The two will square off in the Republican primary for county commissioner on June 3.

Dupont says if he's elected to office, he'll only serve one term. Both men claim to champion property rights. A hot topic as of late has been the "doughnut" issue. Doughnuts are planning jurisdictions in land around Whitefish and Columbia Falls. They give cities the right to make land use and zoning decisions on lands that aren't in the boundaries of the city itself.

Whitefish recently ran afoul with the county on plans for its doughnut and two entities are headed to court. Columbia Falls and the county are now working on a new, more amenable agreement.

Doughnuts, Dupont notes, are taxation without representation. But he admitted in an interview last week that he didn't even know Columbia Falls had a doughnut until a reporter brought it up.

Dupont said he "didn't even know what a doughnut was until he started campaigning."

Hall has opposed Whitefish's doughnut and his moves to dissolve it spawned the lawsuit.

But doughnuts aside, both men claim to have the experience to run county government.

Dupont claims the county is now being run on the basis of who you know rather than what is right. He said commissioners are micro managing departments and "that's not the way it should be."

He also said he objected to planning rules and regulations that are brought in from other cities and put in place here — rules that don't necessarily fit Flathead County. He claimed the county needed a good set of regulations for planning and zoning and then it needed to stick to them. He also claimed planning decisions were being made without landowners being notified — in reference to changes made in the Canyon Area Land Use Regulatory System zoning.

He said he inquired about the changes (which are still in draft form) and was told they were listed in the newspaper legals.

Dupont claimed individual homeowners should be notified by mail when zoning changes are in the works.

"Who reads the legals?" he asked.

But zoning changes and future growth are something Gary Hall takes pride in. He said his greatest accomplishment as a county commissioner was to get the growth policy completed. It was a long process with hundreds of meetings, he noted. He said he made 60 changes to the document himself and went to countless meetings on the plan, working with county planning staff to ensure it was a solid document and blueprint for the future.

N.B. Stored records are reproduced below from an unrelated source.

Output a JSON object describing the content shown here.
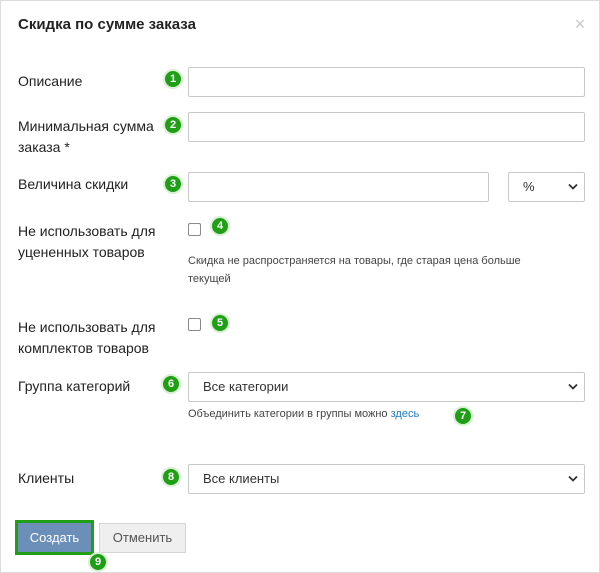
{
  "dialog": {
    "title": "Скидка по сумме заказа",
    "close_glyph": "×"
  },
  "fields": {
    "description": {
      "label": "Описание",
      "value": ""
    },
    "min_sum": {
      "label_line1": "Минимальная сумма",
      "label_line2": "заказа *",
      "value": ""
    },
    "discount": {
      "label": "Величина скидки",
      "value": "",
      "unit": "%"
    },
    "exclude_discounted": {
      "label_line1": "Не использовать для",
      "label_line2": "уцененных товаров",
      "checked": false,
      "hint_line1": "Скидка не распространяется на товары, где старая цена больше",
      "hint_line2": "текущей"
    },
    "exclude_bundles": {
      "label_line1": "Не использовать для",
      "label_line2": "комплектов товаров",
      "checked": false
    },
    "category_group": {
      "label": "Группа категорий",
      "selected": "Все категории",
      "hint_text": "Объединить категории в группы можно",
      "hint_link": "здесь"
    },
    "clients": {
      "label": "Клиенты",
      "selected": "Все клиенты"
    }
  },
  "buttons": {
    "create": "Создать",
    "cancel": "Отменить"
  },
  "badges": [
    "1",
    "2",
    "3",
    "4",
    "5",
    "6",
    "7",
    "8",
    "9"
  ],
  "colors": {
    "badge": "#1f9e16",
    "primary_button": "#6b8fb8",
    "link": "#1e7bc1"
  }
}
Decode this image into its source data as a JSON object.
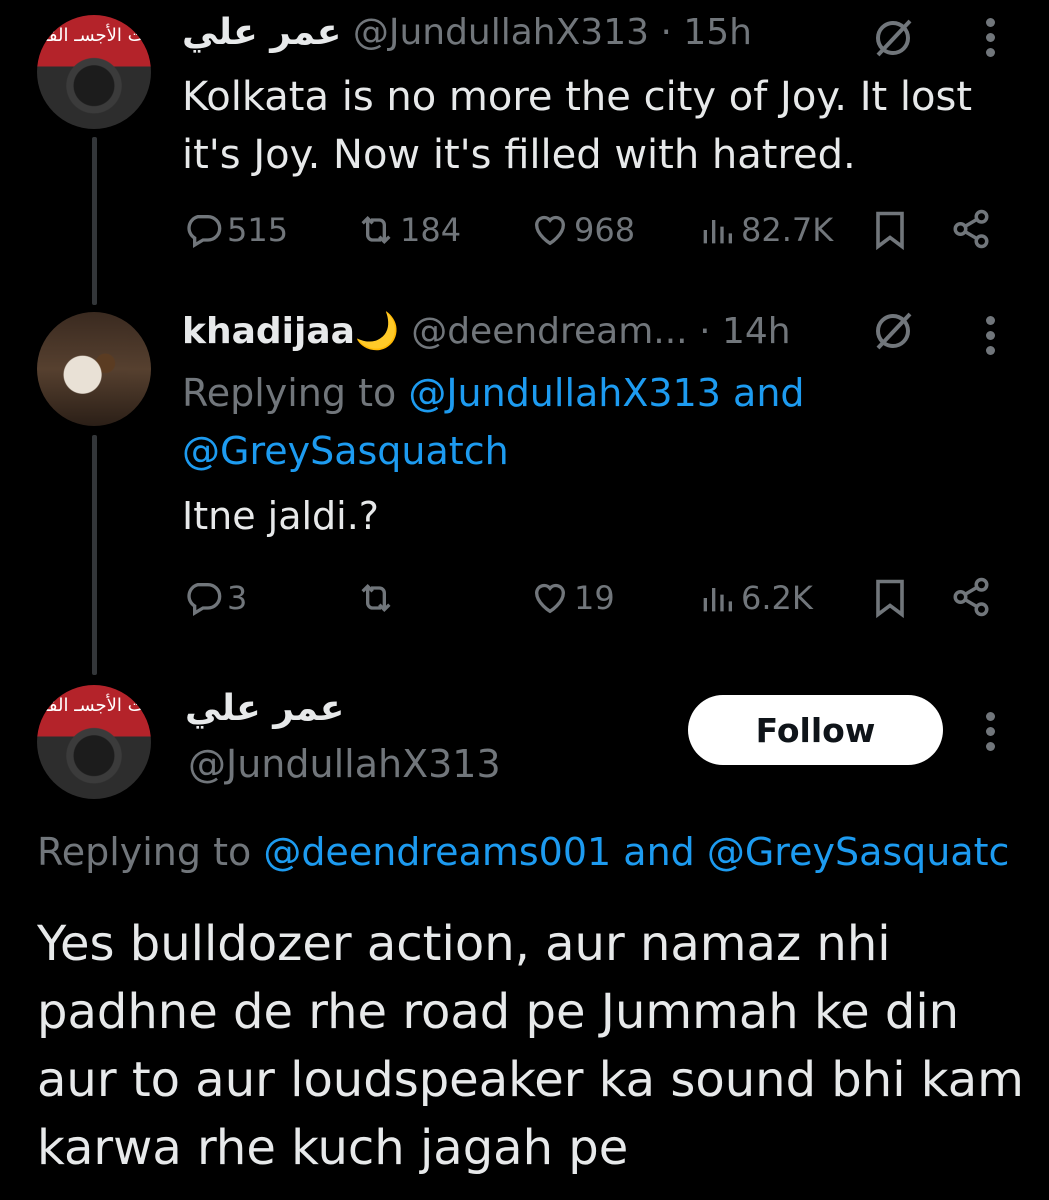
{
  "colors": {
    "background": "#000000",
    "text": "#e7e9ea",
    "muted": "#71767b",
    "link": "#1d9bf0",
    "thread_line": "#333639",
    "follow_bg": "#ffffff"
  },
  "tweet1": {
    "avatar_text": "ت الأجسـ الفا",
    "display_name": "عمر علي",
    "handle": "@JundullahX313",
    "time": "· 15h",
    "badge_icon": "grok-slash-icon",
    "text_line1": "Kolkata is no more the city of Joy. It lost",
    "text_line2": "it's Joy. Now it's filled with hatred.",
    "replies": "515",
    "reposts": "184",
    "likes": "968",
    "views": "82.7K"
  },
  "tweet2": {
    "display_name": "khadijaa",
    "name_emoji": "🌙",
    "handle": "@deendream...",
    "time": "· 14h",
    "badge_icon": "grok-slash-icon",
    "replying_prefix": "Replying to ",
    "replying_user1": "@JundullahX313",
    "replying_and": " and",
    "replying_user2": "@GreySasquatch",
    "text": "Itne jaldi.?",
    "replies": "3",
    "reposts": "",
    "likes": "19",
    "views": "6.2K"
  },
  "tweet3": {
    "avatar_text": "ت الأجسـ الفا",
    "display_name": "عمر علي",
    "handle": "@JundullahX313",
    "follow_label": "Follow",
    "replying_prefix": "Replying to ",
    "replying_user1": "@deendreams001",
    "replying_and": " and ",
    "replying_user2": "@GreySasquatc",
    "text_line1": "Yes bulldozer action, aur namaz nhi",
    "text_line2": "padhne de rhe road pe Jummah ke din",
    "text_line3": "aur to aur loudspeaker ka sound bhi kam",
    "text_line4": "karwa rhe kuch jagah pe"
  }
}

Hall also claimed to be in tune with his constituents. He said he's on 13 different committees and said he goes to countless meetings each month. He also oversees 29 budgets — Dupont oversaw just one as sheriff, Hall claimed.

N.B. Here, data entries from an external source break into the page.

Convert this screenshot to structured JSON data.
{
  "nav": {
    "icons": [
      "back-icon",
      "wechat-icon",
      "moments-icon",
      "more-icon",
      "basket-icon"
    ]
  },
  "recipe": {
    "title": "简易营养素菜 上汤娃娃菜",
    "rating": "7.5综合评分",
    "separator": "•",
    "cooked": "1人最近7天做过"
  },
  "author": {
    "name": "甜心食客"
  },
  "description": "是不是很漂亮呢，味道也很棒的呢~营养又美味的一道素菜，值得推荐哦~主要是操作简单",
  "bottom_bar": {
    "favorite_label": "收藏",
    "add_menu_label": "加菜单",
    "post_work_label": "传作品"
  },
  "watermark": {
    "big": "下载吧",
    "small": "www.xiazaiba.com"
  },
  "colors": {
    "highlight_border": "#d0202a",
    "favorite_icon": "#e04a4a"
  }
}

"It's a different county than when he was sheriff," Hall said.

Hall also took issue with a claim Dupont made that taking care of dusty roads and other county projects was based on where you lived and who you knew.

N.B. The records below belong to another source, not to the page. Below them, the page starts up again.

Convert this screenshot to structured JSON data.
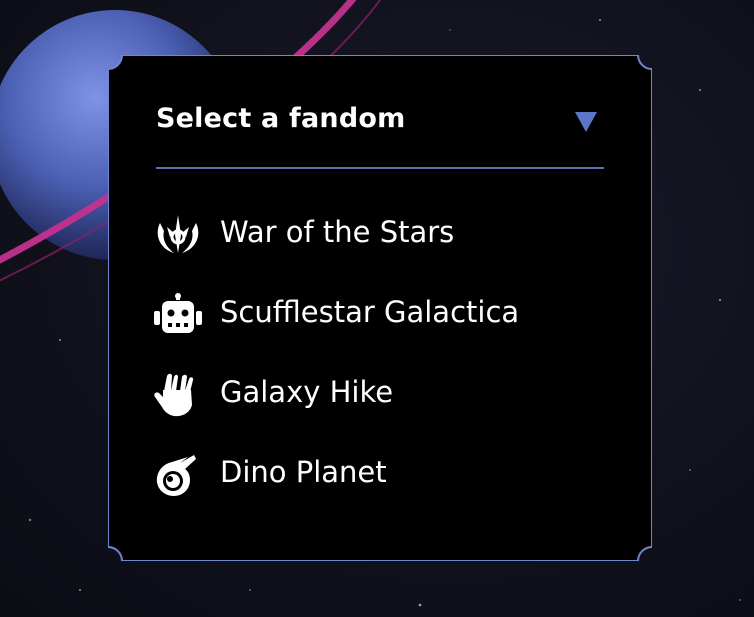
{
  "dropdown": {
    "title": "Select a fandom",
    "toggle_icon": "triangle-down-icon",
    "accent_color": "#5b76c9",
    "options": [
      {
        "label": "War of the Stars",
        "icon": "jedi-emblem-icon"
      },
      {
        "label": " Scufflestar Galactica",
        "icon": "robot-icon"
      },
      {
        "label": "Galaxy Hike",
        "icon": "vulcan-salute-icon"
      },
      {
        "label": "Dino Planet",
        "icon": "meteor-icon"
      }
    ]
  }
}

"In my six years it's never happened once," Hall said. "It deeply offends me."

Closer to Columbia Falls, both men claim that federal agencies should get more involved with the dust problem on the North Fork Road.

Dupont said he'd like to see the Park Service get involved in helping control dust. The Park, he notes, creates most of the traffic, particularly north of Camas Creek.

Hall said he's been meeting with citizens and federal officials as well to come up with a solution. Paving the road doesn't seem in the cards, either man notes.

It's simply too expensive and the money isn't there to get the job done.

The winner of the primary will face Democrat Steve Qunelll in the general election.